Unfortunately, you've grown up hearing voices that incessantly warn of government as nothing more than some separate, sinister entity that's at the root of all our problems. Some of these same voices also do their best to gum up the works. They'll warn that tyranny always lurking just around the corner. You should reject these voices. Because what they suggest is that our brave, and creative, and unique experiment in self-rule is somehow just a sham with which we can't be trusted.
Had any of these graduates read and understood the words of the founders of the United States of America that afforded them the freedom to pursue their dreams, they would absolutely reject President Obama's admonition to "reject these voices". The voices of the Founders resounded with a muliplicity of warnings against trusting government. Thomas Jefferson in his Notes on the State of Virginia, Query 14 in 1781 warned:
Every government degenerates when trusted to the rulers of the people alone. The people themselves, therefore, are its only safe depositories.

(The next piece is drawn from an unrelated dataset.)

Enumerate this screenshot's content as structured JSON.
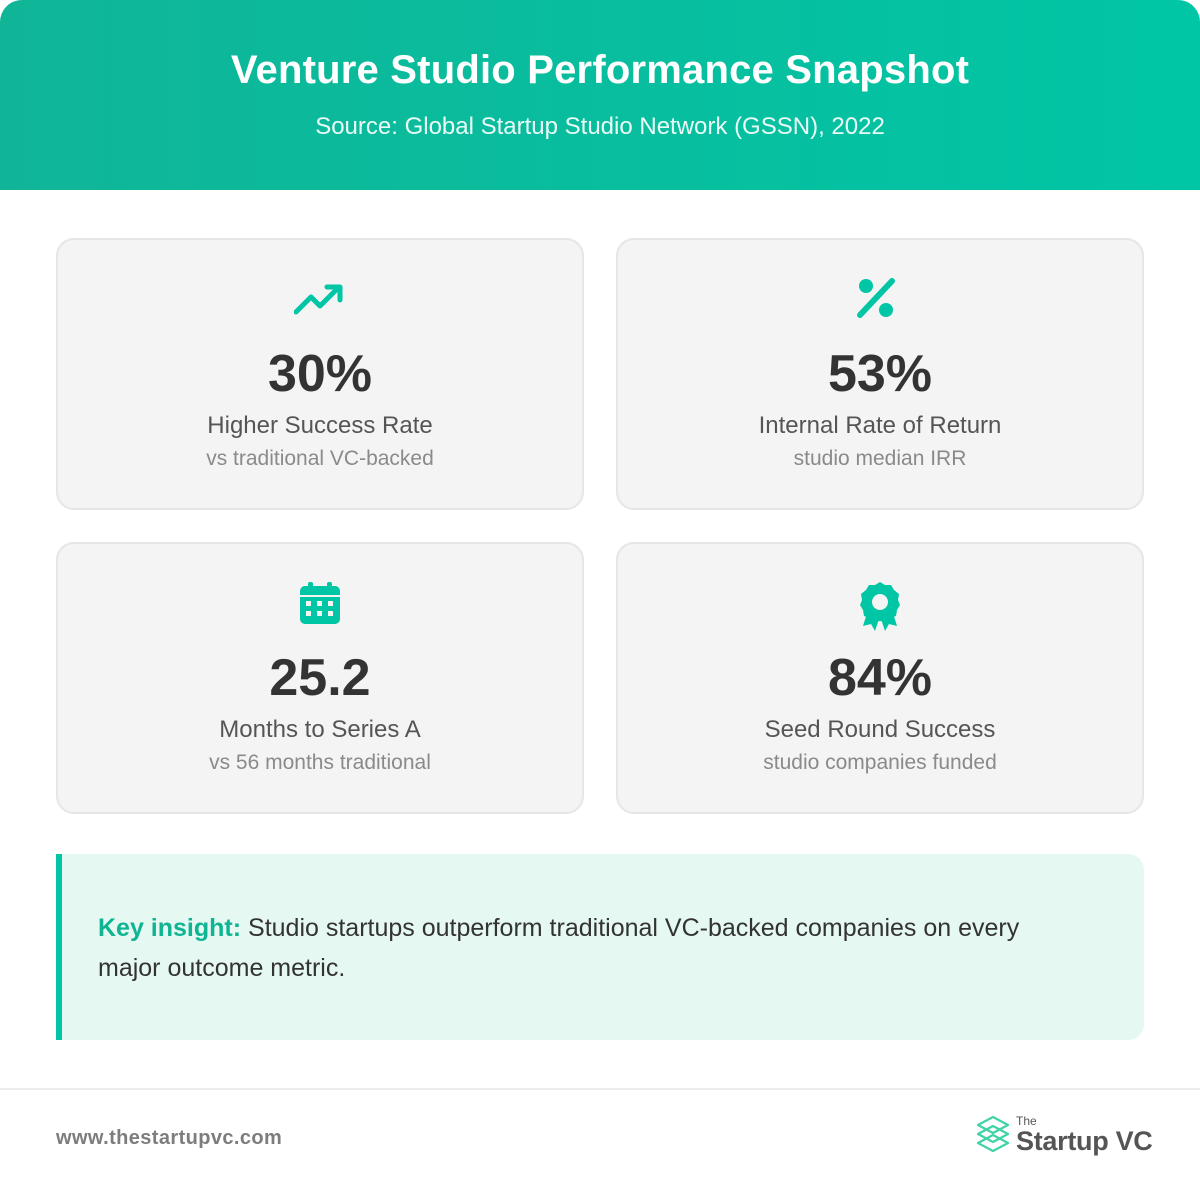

Perhaps James Madison in his speech at the Virginia State Conventionon Dec. 2, 1829 said it even better.
The essence of Government is power; and power, lodged as it must be in human hands, will ever be liable to abuse.
This distrust of government by the founders is well documented, yet President Obama would have all Americans place their unbridled trust in his government and ignore any voice that speaks out against the overreaching power of government. A true leader would admonish the People to listen to the voices of distrust of government, not reject them for in them lie the truths of good governance. The despotic rely upon the ignorance of the governed in their quest for power. A true servant of the People seeks only the Peoples' Liberty and revels in their education. Daniel Webster voiced his concern on this when he wrote:
I apprehend no danger to our country from a foreign foe . . . Our destruction, should it come at all, will be from another quarter. From the inattention of the people to the concerns of their government, from their carelessness and negligence, I must confess that I do apprehend some danger. I fear that they may place too implicit a confidence in their public servants, and fail properly to scrutinize their conduct; that in this way they may be made the dupes of designing men, and become the instruments of their own undoing. Make them intelligent, and they will be vigilant; give them the means of detecting the wrong, and they will apply the remedy.
Reject these voices"? No Mr. President, celebrate these voices, for in them lies the nature of the liberty our forefathers bequeathed this Nation.